12
Eylül vesilesiyle, komşu sütunumda
Yavuz Donat, Süleyman
Demirel ile konuştu. Onun,
darbeye dair görüşlerini derledi. Demirel, "Hukuk devleti
felç olursa,
Türkiye Cumhuriyeti'nin emanet edildiği yer Silâhlı Kuvvetler. Bu emanet hadisesi bugün de caridir. TSK, İç Hizmet Kanunu,
35. madde. Cumhuriyeti koruma kollama görevi TSK'ya verilmiştir" diyor.
Tabii bu sözleri, bir çelişkinin altını çizmek için sarf ediyor.
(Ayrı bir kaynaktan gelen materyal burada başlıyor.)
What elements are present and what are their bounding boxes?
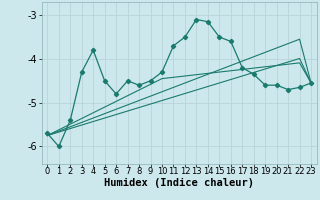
X-axis label: Humidex (Indice chaleur): Humidex (Indice chaleur): [104, 178, 254, 188]
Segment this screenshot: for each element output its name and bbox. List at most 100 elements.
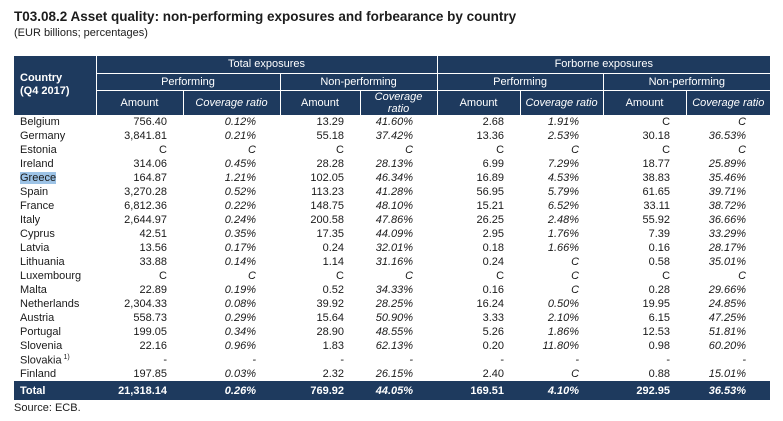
cell-country: Cyprus — [20, 228, 55, 240]
cell-amount: 0.24 — [482, 256, 505, 268]
cell-country: Slovakia 1) — [20, 353, 70, 367]
cell-coverage-ratio: 6.52% — [547, 200, 580, 212]
cell-coverage-ratio: 25.89% — [708, 158, 747, 170]
cell-coverage-ratio: 15.01% — [708, 368, 747, 380]
cell-country: Finland — [20, 368, 57, 380]
table-row: Cyprus 42.51 0.35% 17.35 44.09% 2.95 1.76% 7.39… — [14, 227, 770, 241]
header-col-amount: Amount — [436, 89, 521, 116]
cell-amount: 0.58 — [648, 256, 671, 268]
cell-coverage-ratio: 50.90% — [375, 312, 414, 324]
cell-coverage-ratio: - — [409, 354, 414, 366]
cell-amount: 0.20 — [482, 340, 505, 352]
cell-coverage-ratio: 7.29% — [547, 158, 580, 170]
total-value: 44.05% — [360, 381, 438, 400]
cell-country: Germany — [20, 130, 66, 142]
cell-coverage-ratio: 1.76% — [547, 228, 580, 240]
cell-amount: 197.85 — [133, 368, 167, 380]
cell-coverage-ratio: 4.53% — [547, 172, 580, 184]
cell-amount: 2.32 — [322, 368, 344, 380]
cell-country: Netherlands — [20, 298, 80, 310]
cell-coverage-ratio: 0.21% — [224, 130, 256, 142]
table-row: France 6,812.36 0.22% 148.75 48.10% 15.21 6.52… — [14, 199, 770, 213]
cell-coverage-ratio: 0.96% — [224, 340, 256, 352]
cell-coverage-ratio: 31.16% — [375, 256, 414, 268]
cell-amount: 2.95 — [482, 228, 505, 240]
cell-amount: - — [666, 354, 671, 366]
npl-forbearance-table: Country (Q4 2017) Total exposures Forbor… — [14, 56, 771, 400]
header-col-amount: Amount — [279, 89, 361, 116]
cell-coverage-ratio: 1.86% — [547, 326, 580, 338]
table-row: Spain 3,270.28 0.52% 113.23 41.28% 56.95 5.79%… — [14, 185, 770, 199]
cell-amount: 756.40 — [133, 116, 167, 129]
cell-coverage-ratio: C — [248, 270, 256, 282]
cell-amount: 22.89 — [139, 284, 167, 296]
table-row: Slovakia 1) - - - - - - - - — [14, 353, 770, 367]
cell-amount: 314.06 — [133, 158, 167, 170]
cell-amount: 15.21 — [476, 200, 505, 212]
cell-amount: 15.64 — [316, 312, 344, 324]
table-row: Finland 197.85 0.03% 2.32 26.15% 2.40 C 0.88 15.… — [14, 367, 770, 381]
total-label: Total — [14, 381, 96, 400]
cell-country: Slovenia — [20, 340, 63, 352]
cell-amount: 28.28 — [316, 158, 344, 170]
cell-coverage-ratio: 34.33% — [375, 284, 414, 296]
cell-coverage-ratio: 5.79% — [547, 186, 580, 198]
cell-amount: C — [159, 270, 167, 282]
cell-amount: 16.24 — [476, 298, 505, 310]
table-body: Belgium 756.40 0.12% 13.29 41.60% 2.68 1.91% C C… — [14, 115, 770, 381]
cell-coverage-ratio: 35.01% — [708, 256, 747, 268]
cell-coverage-ratio: 11.80% — [542, 340, 580, 352]
cell-coverage-ratio: 1.21% — [224, 172, 256, 184]
cell-amount: 13.36 — [476, 130, 505, 142]
cell-amount: 113.23 — [311, 186, 344, 198]
cell-amount: 19.95 — [642, 298, 671, 310]
cell-amount: 2,644.97 — [124, 214, 167, 226]
header-country-line1: Country — [20, 72, 63, 85]
cell-coverage-ratio: 0.19% — [224, 284, 256, 296]
cell-coverage-ratio: 0.52% — [224, 186, 256, 198]
cell-amount: 2,304.33 — [124, 298, 167, 310]
cell-amount: 148.75 — [310, 200, 344, 212]
cell-coverage-ratio: 0.35% — [224, 228, 256, 240]
cell-country: Latvia — [20, 242, 50, 254]
cell-coverage-ratio: C — [405, 144, 414, 156]
cell-amount: 0.16 — [648, 242, 671, 254]
cell-amount: 6,812.36 — [124, 200, 167, 212]
cell-amount: 0.98 — [648, 340, 671, 352]
cell-amount: 38.83 — [642, 172, 671, 184]
cell-coverage-ratio: 38.72% — [708, 200, 747, 212]
cell-amount: C — [336, 144, 344, 156]
header-country-line2: (Q4 2017) — [20, 85, 70, 98]
cell-amount: 61.65 — [642, 186, 671, 198]
cell-coverage-ratio: 39.71% — [708, 186, 747, 198]
cell-amount: 558.73 — [133, 312, 167, 324]
cell-coverage-ratio: - — [575, 354, 580, 366]
header-col-coverage-ratio: Coverage ratio — [359, 89, 438, 116]
cell-coverage-ratio: 35.46% — [708, 172, 747, 184]
cell-amount: 0.24 — [322, 242, 344, 254]
cell-amount: 2.68 — [482, 116, 505, 129]
header-col-amount: Amount — [96, 89, 184, 116]
cell-coverage-ratio: - — [252, 354, 256, 366]
cell-amount: 12.53 — [642, 326, 671, 338]
table-row: Belgium 756.40 0.12% 13.29 41.60% 2.68 1.91% C C — [14, 115, 770, 129]
table-row: Lithuania 33.88 0.14% 1.14 31.16% 0.24 C 0.58 35… — [14, 255, 770, 269]
cell-amount: 30.18 — [642, 130, 671, 142]
cell-coverage-ratio: 0.08% — [224, 298, 256, 310]
cell-coverage-ratio: C — [571, 284, 580, 296]
cell-coverage-ratio: C — [571, 144, 580, 156]
cell-coverage-ratio: 0.12% — [224, 116, 256, 129]
cell-coverage-ratio: 28.17% — [708, 242, 747, 254]
cell-coverage-ratio: 0.45% — [224, 158, 256, 170]
cell-amount: 3,841.81 — [124, 130, 167, 142]
cell-amount: 7.39 — [648, 228, 671, 240]
cell-coverage-ratio: 0.29% — [224, 312, 256, 324]
table-row: Slovenia 22.16 0.96% 1.83 62.13% 0.20 11.80% 0.… — [14, 339, 770, 353]
total-value: 36.53% — [686, 381, 771, 400]
cell-coverage-ratio: 47.25% — [708, 312, 747, 324]
cell-amount: 102.05 — [310, 172, 344, 184]
cell-coverage-ratio: 1.66% — [547, 242, 580, 254]
cell-amount: 0.52 — [322, 284, 344, 296]
cell-amount: C — [496, 270, 505, 282]
cell-amount: C — [496, 144, 505, 156]
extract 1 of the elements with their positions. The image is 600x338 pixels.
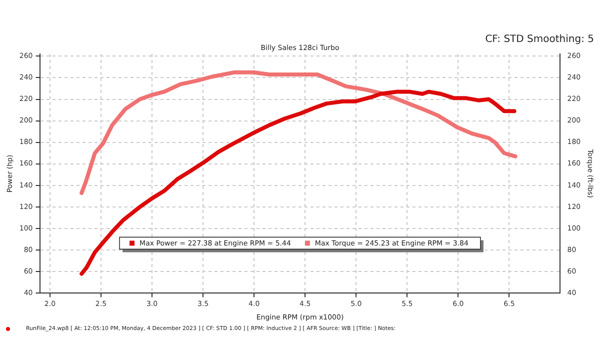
text: CF: STD Smoothing: 5: [485, 34, 594, 45]
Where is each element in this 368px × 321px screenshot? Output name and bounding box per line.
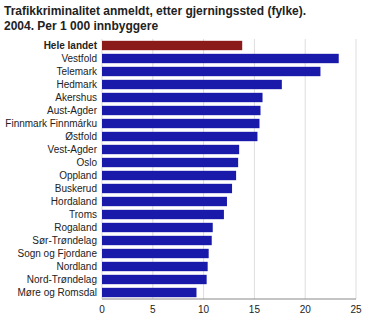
category-label: Sør-Trøndelag: [32, 235, 97, 246]
bar: [102, 106, 260, 115]
category-label: Møre og Romsdal: [18, 287, 97, 298]
grid-line: [203, 39, 204, 299]
category-label: Akershus: [55, 92, 97, 103]
title: Trafikkriminalitet anmeldt, etter gjerni…: [4, 4, 306, 18]
bar: [102, 41, 242, 50]
bar: [102, 249, 209, 258]
bar: [102, 223, 213, 232]
grid: [102, 39, 356, 299]
category-label: Troms: [69, 209, 97, 220]
bar: [102, 184, 232, 193]
bar: [102, 171, 236, 180]
tick-label: 10: [198, 304, 210, 315]
tick-label: 5: [150, 304, 156, 315]
bar: [102, 54, 339, 63]
bar: [102, 275, 207, 284]
category-label: Vestfold: [61, 53, 97, 64]
bar: [102, 262, 208, 271]
grid-line: [254, 39, 255, 299]
grid-line: [102, 39, 103, 299]
bar: [102, 80, 282, 89]
category-label: Nordland: [56, 261, 97, 272]
grid-line: [305, 39, 306, 299]
bar: [102, 119, 259, 128]
category-label: Finnmark Finnmárku: [5, 118, 97, 129]
category-label: Rogaland: [54, 222, 97, 233]
bar: [102, 288, 196, 297]
category-label: Hele landet: [44, 40, 98, 51]
x-axis: [102, 299, 356, 300]
tick-label: 25: [350, 304, 362, 315]
category-label: Østfold: [65, 131, 97, 142]
bar: [102, 67, 320, 76]
bar: [102, 93, 263, 102]
bar: [102, 145, 239, 154]
category-label: Buskerud: [55, 183, 97, 194]
category-label: Hedmark: [56, 79, 98, 90]
bar: [102, 132, 257, 141]
category-label: Sogn og Fjordane: [17, 248, 97, 259]
category-label: Aust-Agder: [47, 105, 98, 116]
subtitle: 2004. Per 1 000 innbyggere: [4, 19, 158, 33]
bar: [102, 236, 212, 245]
category-label: Telemark: [56, 66, 98, 77]
tick-label: 0: [99, 304, 105, 315]
tick-label: 15: [249, 304, 261, 315]
category-label: Vest-Agder: [48, 144, 98, 155]
bar: [102, 210, 224, 219]
bars: [102, 41, 339, 297]
bar: [102, 197, 227, 206]
grid-line: [152, 39, 153, 299]
category-label: Hordaland: [51, 196, 97, 207]
category-label: Nord-Trøndelag: [27, 274, 97, 285]
category-label: Oppland: [59, 170, 97, 181]
tick-label: 20: [300, 304, 312, 315]
bar: [102, 158, 238, 167]
category-label: Oslo: [76, 157, 97, 168]
grid-line: [356, 39, 357, 299]
chart: Trafikkriminalitet anmeldt, etter gjerni…: [0, 0, 368, 321]
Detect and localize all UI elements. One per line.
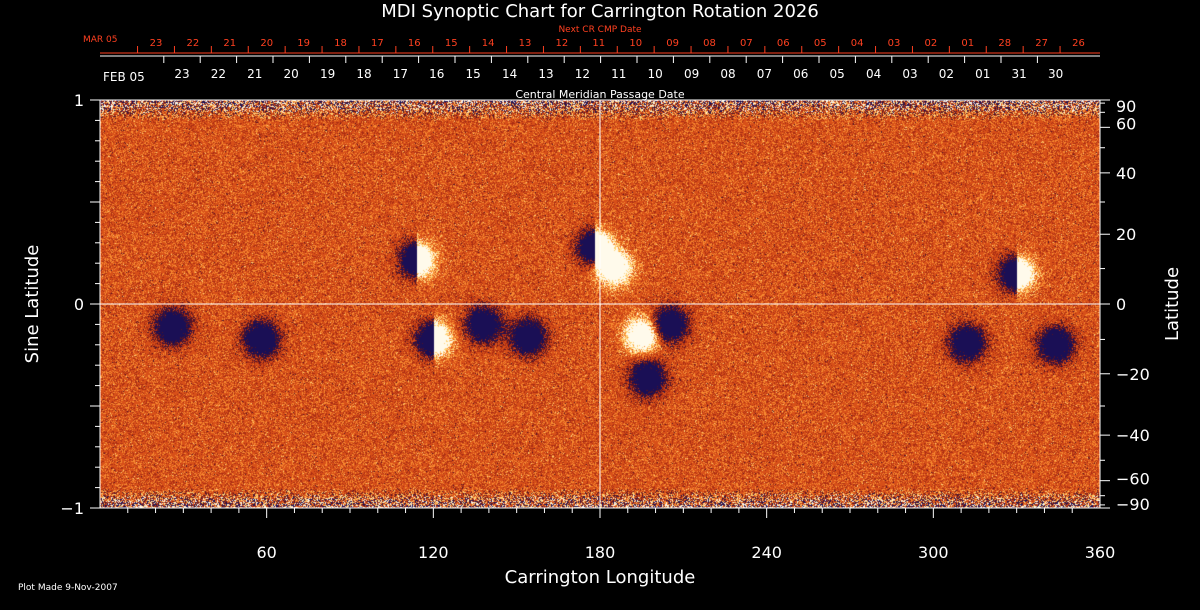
x-tick-label: 240 — [751, 543, 782, 562]
cmp-date-label: 31 — [1012, 67, 1027, 81]
y-axis-left: 1 0 −1 — [60, 91, 100, 518]
next-cr-date-label: 01 — [961, 38, 974, 49]
cmp-date-label: 21 — [247, 67, 262, 81]
next-cr-date-label: 11 — [592, 38, 605, 49]
cmp-date-label: 02 — [939, 67, 954, 81]
next-cr-date-label: 27 — [1035, 38, 1048, 49]
next-cr-date-label: 28 — [998, 38, 1011, 49]
y-right-tick-label: 20 — [1116, 225, 1136, 244]
next-cr-date-label: 18 — [334, 38, 347, 49]
next-cr-date-label: 26 — [1072, 38, 1085, 49]
cmp-date-label: 01 — [975, 67, 990, 81]
cmp-date-label: 17 — [393, 67, 408, 81]
next-cr-date-label: 03 — [888, 38, 901, 49]
chart-title: MDI Synoptic Chart for Carrington Rotati… — [381, 1, 819, 22]
next-cr-date-label: 12 — [556, 38, 569, 49]
next-cr-date-label: 17 — [371, 38, 384, 49]
cmp-date-label: 05 — [830, 67, 845, 81]
next-cr-date-label: 14 — [482, 38, 495, 49]
cmp-date-label: 07 — [757, 67, 772, 81]
next-cr-date-label: 06 — [777, 38, 790, 49]
x-axis: 60 120 180 240 300 360 — [127, 508, 1116, 562]
next-cr-date-label: 16 — [408, 38, 421, 49]
next-cr-date-label: 09 — [666, 38, 679, 49]
x-tick-label: 60 — [256, 543, 276, 562]
y-left-tick-label: 0 — [74, 295, 84, 314]
x-tick-label: 180 — [585, 543, 616, 562]
cmp-date-label: 22 — [211, 67, 226, 81]
next-cr-date-label: 23 — [150, 38, 163, 49]
next-cr-axis-label: Next CR CMP Date — [558, 25, 642, 35]
y-right-tick-label: −60 — [1116, 470, 1150, 489]
y-axis-right-label: Latitude — [1162, 267, 1183, 341]
next-cr-date-label: 13 — [519, 38, 532, 49]
y-right-tick-label: −20 — [1116, 365, 1150, 384]
cmp-date-label: 19 — [320, 67, 335, 81]
plot-made-note: Plot Made 9-Nov-2007 — [18, 583, 118, 593]
cmp-date-label: 10 — [648, 67, 663, 81]
next-cr-date-axis: 23 22 21 20 19 18 17 16 15 14 13 12 11 10 09 08 07 06 05 04… — [100, 38, 1100, 54]
cmp-date-label: 30 — [1048, 67, 1063, 81]
next-cr-date-label: 07 — [740, 38, 753, 49]
cmp-date-label: 03 — [902, 67, 917, 81]
y-left-tick-label: 1 — [74, 91, 84, 110]
cmp-date-label: 12 — [575, 67, 590, 81]
cmp-date-label: 15 — [466, 67, 481, 81]
next-cr-date-label: 21 — [223, 38, 236, 49]
cmp-date-label: 09 — [684, 67, 699, 81]
cmp-axis-label: Central Meridian Passage Date — [515, 88, 684, 101]
y-right-tick-label: 0 — [1116, 295, 1126, 314]
cmp-date-label: 06 — [793, 67, 808, 81]
cmp-date-label: 11 — [611, 67, 626, 81]
cmp-month-label: FEB 05 — [103, 70, 145, 84]
y-right-tick-label: −40 — [1116, 426, 1150, 445]
next-cr-date-label: 10 — [629, 38, 642, 49]
cmp-date-label: 14 — [502, 67, 517, 81]
cmp-date-label: 23 — [174, 67, 189, 81]
x-tick-label: 360 — [1085, 543, 1116, 562]
cmp-date-label: 18 — [356, 67, 371, 81]
next-cr-month-label: MAR 05 — [83, 35, 118, 45]
x-axis-label: Carrington Longitude — [505, 567, 696, 588]
next-cr-date-label: 04 — [851, 38, 864, 49]
next-cr-date-label: 20 — [260, 38, 273, 49]
x-tick-label: 300 — [918, 543, 949, 562]
cmp-date-label: 04 — [866, 67, 881, 81]
y-left-tick-label: −1 — [60, 499, 84, 518]
cmp-date-label: 08 — [720, 67, 735, 81]
cmp-date-label: 13 — [538, 67, 553, 81]
y-right-tick-label: −90 — [1116, 495, 1150, 514]
y-right-tick-label: 60 — [1116, 114, 1136, 133]
next-cr-date-label: 19 — [297, 38, 310, 49]
y-right-tick-label: 40 — [1116, 164, 1136, 183]
next-cr-date-label: 22 — [187, 38, 200, 49]
cmp-date-axis: 23 22 21 20 19 18 17 16 15 14 13 12 11 10 09 08 07 06 05 04… — [100, 55, 1100, 81]
x-tick-label: 120 — [418, 543, 449, 562]
next-cr-date-label: 08 — [703, 38, 716, 49]
cmp-date-label: 16 — [429, 67, 444, 81]
y-axis-left-label: Sine Latitude — [22, 245, 43, 364]
cmp-date-label: 20 — [284, 67, 299, 81]
next-cr-date-label: 05 — [814, 38, 827, 49]
next-cr-date-label: 15 — [445, 38, 458, 49]
y-right-tick-label: 90 — [1116, 97, 1136, 116]
next-cr-date-label: 02 — [925, 38, 938, 49]
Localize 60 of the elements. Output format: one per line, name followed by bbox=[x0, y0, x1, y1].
Çünkü, hemen ardından, anayasanın Başlangıç bölümüne atıfta bulunuyor ve "...görev, Türk milleti tarafından demokrasiye âşık Türk evlâtlarının vatan ve millet sevgisine emanet olunmuştur" şeklindeki cümleyi hatırlatıyor.
Ama, bu çelişkiden çıkarttığı sonuç beni hayrete düşürdü doğrusu. Demirel'e göre, İç Hizmet Kanunu'nun 35. maddesi durdukça, TSK, koruma ve kollama yapmazsa, görevini yerine getirmemiş duruma düşecekmiş!!!
***
Halbuki Demirel, eskiden o çelişkiyi
milli irade lehine çözüyordu: "...Türkiye'nin müesseseleri, yerlerini, görevlerini,
yetkilerini çok iyi anlamış olsalar, hiçbir problemimiz kalmaz. Ama kurumlar, kendiliklerinden, kendilerine yer, görev, yetki farz ederlerse, o zaman curcuna başlar. Bizim devletteki sıkıntılar da oradan geliyor. 'Efendim, İç Hizmet Kanunu'nun 35. maddesine göre...' İyi ama o kanunun bir de 43. maddesi var. 35. madde, 'cumhuriyeti korumak ve kollamak' derken, 43. madde, 'siyasetle uğraşmayın' diyor. Yani aynı kanunda, 35. maddenin öyle anlaşılamayacağı yazılı. Rejim nasıl korunacak? Bekçisi kim? Onun bekçisi, anayasanın başlangıcında yazılı: 'Türk vatandaşının uyanık vicdanına tevdi edilmiştir' O zaman rejimin bekçisi millettir." (Köprü-
Risale-i Nur Enstitüsü-
Ordu, Devlet ve Demokratikleşme)
***
Türk Silâhlı Kuvvetleri, 1960 müdahalesini yaparken İç Hizmet Yönetmeliği'nin 35. maddesine dayandığını söylemişti. Darbeden sonra, yönetmelik kanuna dönüştürüldü. Bu kanunun, TSK'ya, darbe yapma yetkisi vermediği çok açık. Anayasaya göre, rejim tehdit altında ise,
olağanüstü hal ya da
sıkıyönetim ilân edilir, bunun kararını da, hükûmetin talebi üzerine
Meclis verir. TSK'nın sınır dışı harekâtı da, gene
TBMM kararına bağlıdır. Hal böyle olduğuna göre, emir-komuta zinciri içinde dahi olsa, ordunun, "Rejim tehlikede, cumhuriyeti koruyorum, kolluyorum" diye müdahale etmesinin hiçbir hukuki temeli mevcut değildir. Nedense Demirel, fevkalâde iyi bildiği bu gerçeğin üstünü örterek konuşmuş
Yavuz Donat'la. Nitekim, "laik cumhuriyet tehlikede" diye darbeye teşebbüs eden Şener
Eruygur ve arkadaşları bugün yargıda
hesap veriyor. Savunmalarında İç Hizmet Kanunu'nun 35. maddesini zikretseler,
Süleyman Demirel onlara hak verir mi acaba? Yoksa, eskiden söylediği gibi, "Rejimin bekçisi millettir" mi der?